A stationary phase was prepared as follows: 50 ml of wash buffer was passed through a 1 ml column packed with 1 ml of Ni Sepharose High Performance. Ni Sepharose high performance consists of highly cross linked agarose beads to which a chelating group has been immobilized obtained from Amersham Biosciences, Freiburg, Germany. Thereafter 1 ml of Ni2+ buffer was applied to the column and the column allowed equilibrating for at least 15 minutes. Unbound Ni2+ was removed by washing the column with 50 ml wash buffer. The mixture of free Phycoerythrin and CD3 conjugate in TBS buffer was applied to the column followed by 50 ml of wash buffer. Bound conjugate was eluted with 5 ml elution buffer. A purple band develops evidencing the elution front containing Nickel (bleu) and conjugate (pink). The eluted conjugate was dialyzed against PBS buffer for long term storage.

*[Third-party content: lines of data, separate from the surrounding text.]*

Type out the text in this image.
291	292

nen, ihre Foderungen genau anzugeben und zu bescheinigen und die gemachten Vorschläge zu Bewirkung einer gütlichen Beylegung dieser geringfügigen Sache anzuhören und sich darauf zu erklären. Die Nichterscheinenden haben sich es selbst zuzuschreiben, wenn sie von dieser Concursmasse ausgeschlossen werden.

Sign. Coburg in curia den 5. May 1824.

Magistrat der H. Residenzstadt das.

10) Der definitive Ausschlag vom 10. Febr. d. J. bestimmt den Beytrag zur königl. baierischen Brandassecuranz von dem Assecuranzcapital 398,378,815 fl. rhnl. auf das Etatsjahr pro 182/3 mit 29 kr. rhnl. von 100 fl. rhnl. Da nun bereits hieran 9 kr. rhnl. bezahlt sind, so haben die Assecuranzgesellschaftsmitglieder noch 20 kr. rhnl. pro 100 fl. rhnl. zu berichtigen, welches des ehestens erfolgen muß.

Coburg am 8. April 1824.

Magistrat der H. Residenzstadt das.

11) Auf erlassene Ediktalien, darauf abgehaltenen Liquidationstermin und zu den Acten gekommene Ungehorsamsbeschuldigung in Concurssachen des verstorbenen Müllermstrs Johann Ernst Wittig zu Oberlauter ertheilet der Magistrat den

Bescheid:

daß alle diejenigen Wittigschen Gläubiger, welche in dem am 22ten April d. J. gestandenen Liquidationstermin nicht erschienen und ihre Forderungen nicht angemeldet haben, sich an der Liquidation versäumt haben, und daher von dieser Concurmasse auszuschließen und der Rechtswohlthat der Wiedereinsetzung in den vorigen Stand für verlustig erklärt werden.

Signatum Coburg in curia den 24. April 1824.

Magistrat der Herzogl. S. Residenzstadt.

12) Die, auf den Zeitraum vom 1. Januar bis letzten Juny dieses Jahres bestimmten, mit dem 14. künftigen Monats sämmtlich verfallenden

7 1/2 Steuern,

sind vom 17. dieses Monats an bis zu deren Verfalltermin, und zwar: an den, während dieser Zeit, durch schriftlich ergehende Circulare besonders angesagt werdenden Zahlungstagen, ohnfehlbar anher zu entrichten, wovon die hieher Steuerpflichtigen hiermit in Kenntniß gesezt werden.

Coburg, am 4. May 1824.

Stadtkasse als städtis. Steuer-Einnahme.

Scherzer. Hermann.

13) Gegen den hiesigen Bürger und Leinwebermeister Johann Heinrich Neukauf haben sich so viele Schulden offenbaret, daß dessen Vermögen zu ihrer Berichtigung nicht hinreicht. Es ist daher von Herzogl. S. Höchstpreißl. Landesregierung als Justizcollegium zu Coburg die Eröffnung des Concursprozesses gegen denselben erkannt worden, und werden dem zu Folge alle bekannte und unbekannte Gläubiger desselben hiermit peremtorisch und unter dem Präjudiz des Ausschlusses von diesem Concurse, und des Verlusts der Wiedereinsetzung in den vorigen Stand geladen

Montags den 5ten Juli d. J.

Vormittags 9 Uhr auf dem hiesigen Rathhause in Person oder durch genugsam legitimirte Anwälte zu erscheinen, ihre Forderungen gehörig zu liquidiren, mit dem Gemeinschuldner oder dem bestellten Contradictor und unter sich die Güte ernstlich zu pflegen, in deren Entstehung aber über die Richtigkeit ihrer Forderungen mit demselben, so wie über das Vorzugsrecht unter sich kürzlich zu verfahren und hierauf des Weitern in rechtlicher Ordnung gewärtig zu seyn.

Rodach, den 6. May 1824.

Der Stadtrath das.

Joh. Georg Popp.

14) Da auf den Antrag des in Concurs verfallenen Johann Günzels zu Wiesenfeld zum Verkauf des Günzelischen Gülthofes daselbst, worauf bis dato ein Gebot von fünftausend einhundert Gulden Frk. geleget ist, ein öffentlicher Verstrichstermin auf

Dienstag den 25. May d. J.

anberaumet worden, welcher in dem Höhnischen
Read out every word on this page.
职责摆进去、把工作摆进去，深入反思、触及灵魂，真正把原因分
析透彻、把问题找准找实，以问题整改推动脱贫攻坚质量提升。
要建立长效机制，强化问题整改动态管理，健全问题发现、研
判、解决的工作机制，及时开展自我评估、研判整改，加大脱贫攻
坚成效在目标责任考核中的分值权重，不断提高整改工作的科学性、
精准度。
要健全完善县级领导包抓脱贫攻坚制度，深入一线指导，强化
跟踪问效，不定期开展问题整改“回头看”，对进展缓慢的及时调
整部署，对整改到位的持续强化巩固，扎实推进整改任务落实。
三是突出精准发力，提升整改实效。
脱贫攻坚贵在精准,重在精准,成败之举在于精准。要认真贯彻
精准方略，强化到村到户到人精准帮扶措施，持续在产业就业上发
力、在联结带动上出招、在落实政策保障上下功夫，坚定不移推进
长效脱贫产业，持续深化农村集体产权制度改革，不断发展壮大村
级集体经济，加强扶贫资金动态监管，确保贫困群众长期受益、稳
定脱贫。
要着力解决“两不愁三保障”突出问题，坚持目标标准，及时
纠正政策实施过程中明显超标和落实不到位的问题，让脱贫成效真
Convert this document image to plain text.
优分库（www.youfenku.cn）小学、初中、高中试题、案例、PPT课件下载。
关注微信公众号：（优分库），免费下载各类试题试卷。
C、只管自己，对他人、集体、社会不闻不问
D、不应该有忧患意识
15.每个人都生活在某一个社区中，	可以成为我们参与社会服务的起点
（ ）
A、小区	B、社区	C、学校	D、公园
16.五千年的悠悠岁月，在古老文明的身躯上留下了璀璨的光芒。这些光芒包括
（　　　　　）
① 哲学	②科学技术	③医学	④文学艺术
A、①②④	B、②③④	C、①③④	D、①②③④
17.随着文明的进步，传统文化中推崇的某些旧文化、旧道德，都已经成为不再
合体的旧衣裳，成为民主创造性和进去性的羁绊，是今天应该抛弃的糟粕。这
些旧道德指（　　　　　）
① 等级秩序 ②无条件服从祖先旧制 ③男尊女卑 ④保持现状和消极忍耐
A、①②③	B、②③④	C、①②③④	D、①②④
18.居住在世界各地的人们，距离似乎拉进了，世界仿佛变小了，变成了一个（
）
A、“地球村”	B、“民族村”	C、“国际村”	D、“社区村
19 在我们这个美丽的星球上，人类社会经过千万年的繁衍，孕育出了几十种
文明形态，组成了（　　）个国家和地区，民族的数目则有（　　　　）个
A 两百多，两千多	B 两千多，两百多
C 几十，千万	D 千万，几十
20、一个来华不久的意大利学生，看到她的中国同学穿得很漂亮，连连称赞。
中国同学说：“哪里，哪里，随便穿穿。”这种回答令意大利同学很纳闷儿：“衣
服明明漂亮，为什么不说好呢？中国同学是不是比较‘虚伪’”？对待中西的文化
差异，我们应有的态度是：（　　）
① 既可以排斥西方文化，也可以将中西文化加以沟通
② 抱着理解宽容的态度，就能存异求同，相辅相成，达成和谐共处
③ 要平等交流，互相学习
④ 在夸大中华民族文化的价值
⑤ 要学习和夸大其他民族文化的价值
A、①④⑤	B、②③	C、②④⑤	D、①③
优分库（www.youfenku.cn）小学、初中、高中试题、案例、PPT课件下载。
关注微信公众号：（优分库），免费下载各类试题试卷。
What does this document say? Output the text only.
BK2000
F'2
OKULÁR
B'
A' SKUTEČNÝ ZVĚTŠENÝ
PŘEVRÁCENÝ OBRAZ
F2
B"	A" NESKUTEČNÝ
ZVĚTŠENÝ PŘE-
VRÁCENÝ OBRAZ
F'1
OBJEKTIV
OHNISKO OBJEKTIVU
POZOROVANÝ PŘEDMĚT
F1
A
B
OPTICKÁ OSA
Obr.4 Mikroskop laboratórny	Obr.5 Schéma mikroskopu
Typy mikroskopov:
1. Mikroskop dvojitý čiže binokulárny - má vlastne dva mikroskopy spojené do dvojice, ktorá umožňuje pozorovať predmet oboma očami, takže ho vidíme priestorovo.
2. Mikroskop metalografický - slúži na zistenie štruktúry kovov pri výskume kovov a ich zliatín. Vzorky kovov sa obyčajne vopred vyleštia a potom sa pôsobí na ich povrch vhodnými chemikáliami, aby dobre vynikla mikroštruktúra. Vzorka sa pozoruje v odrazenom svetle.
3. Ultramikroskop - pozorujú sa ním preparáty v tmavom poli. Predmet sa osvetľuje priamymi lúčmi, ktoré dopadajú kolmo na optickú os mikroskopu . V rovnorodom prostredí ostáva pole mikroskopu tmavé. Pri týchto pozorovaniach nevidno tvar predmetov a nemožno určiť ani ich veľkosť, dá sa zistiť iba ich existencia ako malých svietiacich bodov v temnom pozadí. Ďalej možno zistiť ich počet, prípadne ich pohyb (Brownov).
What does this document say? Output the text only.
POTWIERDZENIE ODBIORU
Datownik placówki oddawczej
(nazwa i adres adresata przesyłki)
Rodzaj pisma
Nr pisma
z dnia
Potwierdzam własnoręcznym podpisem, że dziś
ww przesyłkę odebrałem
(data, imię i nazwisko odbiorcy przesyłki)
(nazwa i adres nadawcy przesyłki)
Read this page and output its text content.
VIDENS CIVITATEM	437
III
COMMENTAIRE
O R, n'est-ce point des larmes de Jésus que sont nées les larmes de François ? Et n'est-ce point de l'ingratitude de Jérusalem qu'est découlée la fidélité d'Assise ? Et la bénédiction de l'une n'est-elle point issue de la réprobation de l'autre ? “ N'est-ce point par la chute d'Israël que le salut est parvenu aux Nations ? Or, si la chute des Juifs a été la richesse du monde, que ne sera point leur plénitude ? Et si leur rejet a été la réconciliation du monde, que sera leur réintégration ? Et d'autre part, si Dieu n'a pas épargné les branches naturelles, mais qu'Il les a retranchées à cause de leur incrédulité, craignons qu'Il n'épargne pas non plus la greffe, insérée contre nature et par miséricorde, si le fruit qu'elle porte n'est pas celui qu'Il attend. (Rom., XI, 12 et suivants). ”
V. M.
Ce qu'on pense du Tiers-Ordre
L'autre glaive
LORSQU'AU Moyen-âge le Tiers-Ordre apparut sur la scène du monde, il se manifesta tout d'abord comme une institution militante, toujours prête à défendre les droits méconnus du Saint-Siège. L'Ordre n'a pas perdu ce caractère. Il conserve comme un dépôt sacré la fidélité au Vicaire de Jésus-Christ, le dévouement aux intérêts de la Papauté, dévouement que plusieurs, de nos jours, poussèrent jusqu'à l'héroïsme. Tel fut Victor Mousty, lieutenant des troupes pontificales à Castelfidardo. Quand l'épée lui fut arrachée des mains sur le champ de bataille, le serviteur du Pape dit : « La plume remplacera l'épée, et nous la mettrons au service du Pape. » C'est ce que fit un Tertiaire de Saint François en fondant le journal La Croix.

During the purification of the CD3 conjugate from free Phycoerythrin the absorption at 280 nm was measured and recorded. FIG. 5 illustrates the elution pattern described above.

OTHER EMBODIMENTS

Although particular embodiments have been disclosed herein in detail, this has been done by way of example for purposes of illustration only, and is not intended to be limiting with respect to the scope of the appended claims, which follow. In particular, it is contemplated by the inventors that various substitutions, alterations, and modifications may be made to the invention without departing from the spirit and scope of the invention as defined by the claims. Other aspects, advantages, and modifications considered to be within the scope of the following claims. The claims presented are representative of the inventions disclosed herein.

Claims

1. A method for isolating an fluorochrome-antibody conjugate, from an aqueous mixture of said conjugate and unconjugated fluorochrome comprising

a. contacting said mixture with a water insoluble stationary phase comprising a divalent metal ion and binding said conjugate to said stationary phase;

b. washing said stationary phase containing bound conjugate to remove unbound fluorochrome, and

c. eluting conjugate from said stationary phase and recovering the same substantially free of the unconjugated fluorochrome.

2. The method of claim 1, wherein the stationary phase is comprised of a water insoluble support containing an organic chelator for divalent transition metal ions with the divalent metal ion chelated to said organic chelator.

3. The mehod of claim 1, wherein the divalent metal ion is Ni2+, Co2+, Zn2+, Ca2+ or Fe2+.

4. The method of claim 2, wherein the organic chelator is iminodiacetic acid, nitrilotriacetic acid, or bicinchoninic acid.

5. The method of claim 1, wherein the antibody is of the IgG, IgA, IgE, IgD or IgM type.

6. The method of claim 1, wherein the water insoluble support is agarose.

7. The method of claim 1, wherein the fluorochrome is Fluorescein, R-Phycoerythrin, B-Phycoerythrin, Allophycocyanin, or Peridinin Chlorophyll Protein.

8. The method of claim 1, wherein said flurochrome is a tandem conjugate.